Okio’s Buffer is implemented using a linked list of segments, each of which has an 8 KiB byte array. When you create a buffer it has 0 segments and when you write it adds segments to the end. When you read it removes segments from the front.
To make its buffers faster Okio reuses segments. This saves both the allocation cost and also the zero-fill cost. But it adds a pooling cost: getting, putting, and limiting the pool’s memory use.
Lock Free
Through Okio 2.6, Okio used synchronized
to guard access to the pool. I like synchronized
because the syntax is nice, it’s easy to understand, and it performs fine.
But synchronized
is bad when there’s very high-contention. Lots of threads fighting for the same lock means lots of context switching. In Okio 2.7 we use AtomicReference
instead. The code’s bigger and less obvious but it runs better when lots of threads use buffers at the same time.
Striped
Striping is the concurrency world’s sharding. Take a highly-contended resource, create several instances of it, and distribute its users evenly over the instances.
We scaled up Okio’s segment pool by the number of processors on the host computer. My laptop has 8 physical cores and each has 2 hyperthreads, so it gets 16 segment pools. The pools have 1 MiB of combined capacity.

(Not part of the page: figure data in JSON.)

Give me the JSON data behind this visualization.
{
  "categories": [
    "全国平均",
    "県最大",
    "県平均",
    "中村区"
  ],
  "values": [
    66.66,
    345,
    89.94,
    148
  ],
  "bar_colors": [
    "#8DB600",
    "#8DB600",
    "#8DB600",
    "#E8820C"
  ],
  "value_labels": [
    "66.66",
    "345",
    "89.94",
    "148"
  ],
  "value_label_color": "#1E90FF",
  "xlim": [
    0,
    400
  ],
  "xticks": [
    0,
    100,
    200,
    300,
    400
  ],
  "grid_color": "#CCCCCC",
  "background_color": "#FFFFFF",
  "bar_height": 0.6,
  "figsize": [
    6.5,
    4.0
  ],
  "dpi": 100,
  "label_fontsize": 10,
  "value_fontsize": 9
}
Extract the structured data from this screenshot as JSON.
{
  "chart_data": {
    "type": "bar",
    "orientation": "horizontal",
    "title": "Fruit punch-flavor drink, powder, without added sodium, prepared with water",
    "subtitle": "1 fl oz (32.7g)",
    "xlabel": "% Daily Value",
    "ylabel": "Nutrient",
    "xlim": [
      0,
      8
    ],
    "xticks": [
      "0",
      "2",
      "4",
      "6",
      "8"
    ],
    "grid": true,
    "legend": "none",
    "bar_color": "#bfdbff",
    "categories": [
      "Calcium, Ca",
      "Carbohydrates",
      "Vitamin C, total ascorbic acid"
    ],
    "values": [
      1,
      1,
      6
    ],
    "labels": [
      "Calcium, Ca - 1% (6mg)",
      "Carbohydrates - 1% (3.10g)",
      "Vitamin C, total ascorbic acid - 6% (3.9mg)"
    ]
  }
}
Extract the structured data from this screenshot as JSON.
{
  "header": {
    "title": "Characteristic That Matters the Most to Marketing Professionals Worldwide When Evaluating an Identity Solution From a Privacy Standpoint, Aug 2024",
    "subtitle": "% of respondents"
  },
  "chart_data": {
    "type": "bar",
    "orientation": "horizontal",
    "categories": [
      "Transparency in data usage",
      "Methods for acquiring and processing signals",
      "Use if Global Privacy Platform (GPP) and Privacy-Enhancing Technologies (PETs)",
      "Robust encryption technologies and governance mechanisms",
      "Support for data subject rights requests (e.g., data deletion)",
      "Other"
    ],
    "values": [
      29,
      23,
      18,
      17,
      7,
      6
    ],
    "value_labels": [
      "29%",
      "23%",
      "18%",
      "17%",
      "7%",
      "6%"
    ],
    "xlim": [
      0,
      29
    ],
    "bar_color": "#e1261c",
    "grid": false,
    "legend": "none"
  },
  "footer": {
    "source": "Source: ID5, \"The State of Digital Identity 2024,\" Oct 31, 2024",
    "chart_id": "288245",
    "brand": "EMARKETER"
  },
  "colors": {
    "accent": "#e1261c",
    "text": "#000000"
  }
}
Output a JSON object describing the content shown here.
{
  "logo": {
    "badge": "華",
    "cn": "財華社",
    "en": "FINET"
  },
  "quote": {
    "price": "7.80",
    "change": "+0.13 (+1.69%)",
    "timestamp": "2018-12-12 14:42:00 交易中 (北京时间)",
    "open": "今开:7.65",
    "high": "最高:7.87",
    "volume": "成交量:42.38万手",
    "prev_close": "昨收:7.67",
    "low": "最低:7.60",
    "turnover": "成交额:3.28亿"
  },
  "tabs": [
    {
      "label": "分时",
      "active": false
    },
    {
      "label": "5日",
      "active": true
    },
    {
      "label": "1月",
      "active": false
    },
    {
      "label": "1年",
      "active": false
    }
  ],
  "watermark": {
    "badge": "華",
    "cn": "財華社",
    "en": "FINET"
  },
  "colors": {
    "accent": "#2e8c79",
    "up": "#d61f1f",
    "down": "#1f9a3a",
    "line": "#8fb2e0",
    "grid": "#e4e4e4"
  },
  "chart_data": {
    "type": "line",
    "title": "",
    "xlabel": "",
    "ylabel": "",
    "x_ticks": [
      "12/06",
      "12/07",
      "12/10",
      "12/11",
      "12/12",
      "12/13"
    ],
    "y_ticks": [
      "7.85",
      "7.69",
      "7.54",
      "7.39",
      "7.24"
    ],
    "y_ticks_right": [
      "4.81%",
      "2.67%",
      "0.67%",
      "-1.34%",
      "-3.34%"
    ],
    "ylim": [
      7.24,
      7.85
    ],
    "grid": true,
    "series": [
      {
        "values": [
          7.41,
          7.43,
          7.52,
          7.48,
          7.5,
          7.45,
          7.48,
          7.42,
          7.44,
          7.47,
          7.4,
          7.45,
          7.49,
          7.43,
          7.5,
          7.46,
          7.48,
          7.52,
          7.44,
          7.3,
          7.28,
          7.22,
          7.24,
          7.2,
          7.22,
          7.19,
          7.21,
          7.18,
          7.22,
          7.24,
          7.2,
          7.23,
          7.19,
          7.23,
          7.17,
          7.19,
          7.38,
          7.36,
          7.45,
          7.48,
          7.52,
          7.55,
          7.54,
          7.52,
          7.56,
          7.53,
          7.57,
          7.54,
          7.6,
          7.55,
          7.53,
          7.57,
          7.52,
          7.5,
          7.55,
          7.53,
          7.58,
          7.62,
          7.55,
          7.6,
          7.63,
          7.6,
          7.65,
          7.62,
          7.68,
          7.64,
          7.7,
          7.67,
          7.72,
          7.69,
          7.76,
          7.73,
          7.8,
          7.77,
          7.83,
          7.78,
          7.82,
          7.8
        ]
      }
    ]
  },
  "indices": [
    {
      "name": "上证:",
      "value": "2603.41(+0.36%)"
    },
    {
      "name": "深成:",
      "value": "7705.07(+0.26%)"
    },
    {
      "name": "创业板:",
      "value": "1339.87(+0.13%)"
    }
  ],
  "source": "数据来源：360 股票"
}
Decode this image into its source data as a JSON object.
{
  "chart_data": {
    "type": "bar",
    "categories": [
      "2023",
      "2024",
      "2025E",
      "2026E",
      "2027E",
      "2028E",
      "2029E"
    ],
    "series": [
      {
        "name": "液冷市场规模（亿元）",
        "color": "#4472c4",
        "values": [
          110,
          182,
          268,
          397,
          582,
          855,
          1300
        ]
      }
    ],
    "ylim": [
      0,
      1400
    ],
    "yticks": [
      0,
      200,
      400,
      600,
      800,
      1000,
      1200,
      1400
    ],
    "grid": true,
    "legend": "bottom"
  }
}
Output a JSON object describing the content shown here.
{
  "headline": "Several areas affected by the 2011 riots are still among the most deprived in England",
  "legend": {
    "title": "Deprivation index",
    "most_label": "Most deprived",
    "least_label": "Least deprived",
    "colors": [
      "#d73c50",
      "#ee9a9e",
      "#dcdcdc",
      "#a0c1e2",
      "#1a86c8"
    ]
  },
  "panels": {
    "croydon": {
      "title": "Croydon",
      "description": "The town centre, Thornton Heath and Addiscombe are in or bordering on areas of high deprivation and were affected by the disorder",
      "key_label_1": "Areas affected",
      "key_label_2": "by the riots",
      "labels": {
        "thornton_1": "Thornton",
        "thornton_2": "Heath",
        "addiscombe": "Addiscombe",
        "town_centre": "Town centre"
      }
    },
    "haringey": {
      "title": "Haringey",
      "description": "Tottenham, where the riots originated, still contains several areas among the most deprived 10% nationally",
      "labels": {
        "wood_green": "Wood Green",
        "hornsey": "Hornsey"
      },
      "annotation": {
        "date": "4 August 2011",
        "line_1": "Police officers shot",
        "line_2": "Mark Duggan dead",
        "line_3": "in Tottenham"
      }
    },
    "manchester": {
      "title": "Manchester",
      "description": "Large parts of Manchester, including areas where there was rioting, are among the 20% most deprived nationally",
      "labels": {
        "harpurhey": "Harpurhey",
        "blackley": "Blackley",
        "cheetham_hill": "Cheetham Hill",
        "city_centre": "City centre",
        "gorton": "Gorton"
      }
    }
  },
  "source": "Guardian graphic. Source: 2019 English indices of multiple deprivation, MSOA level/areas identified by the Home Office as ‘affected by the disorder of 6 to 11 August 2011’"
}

One potential benefit of striping is increased probability that a CPU core gets its previous segments back when it fetches from the pool. As implemented all segments are symmetric but recently-accessed memory is more likely to be in a CPU-adjacent cache.
Comparision
This benchmark is designed to create extremely high contention:
pool size speedup
none 0 KiB 1.0x
synchronized 64 KiB 1.3x
lockfree 64 KiB 2.0x
striped lockfree 64 KiB/core 5.8x
Under very high contention the synchronized pool is barely useful! And the striped pool is surprisingly great. I confirmed that the extra size wasn’t the difference here: the lockfree pool isn’t faster with a larger pool.
Upgrade Your Okio
These performance improvements are yours in Okio 2.7.0. Make sure to upgrade.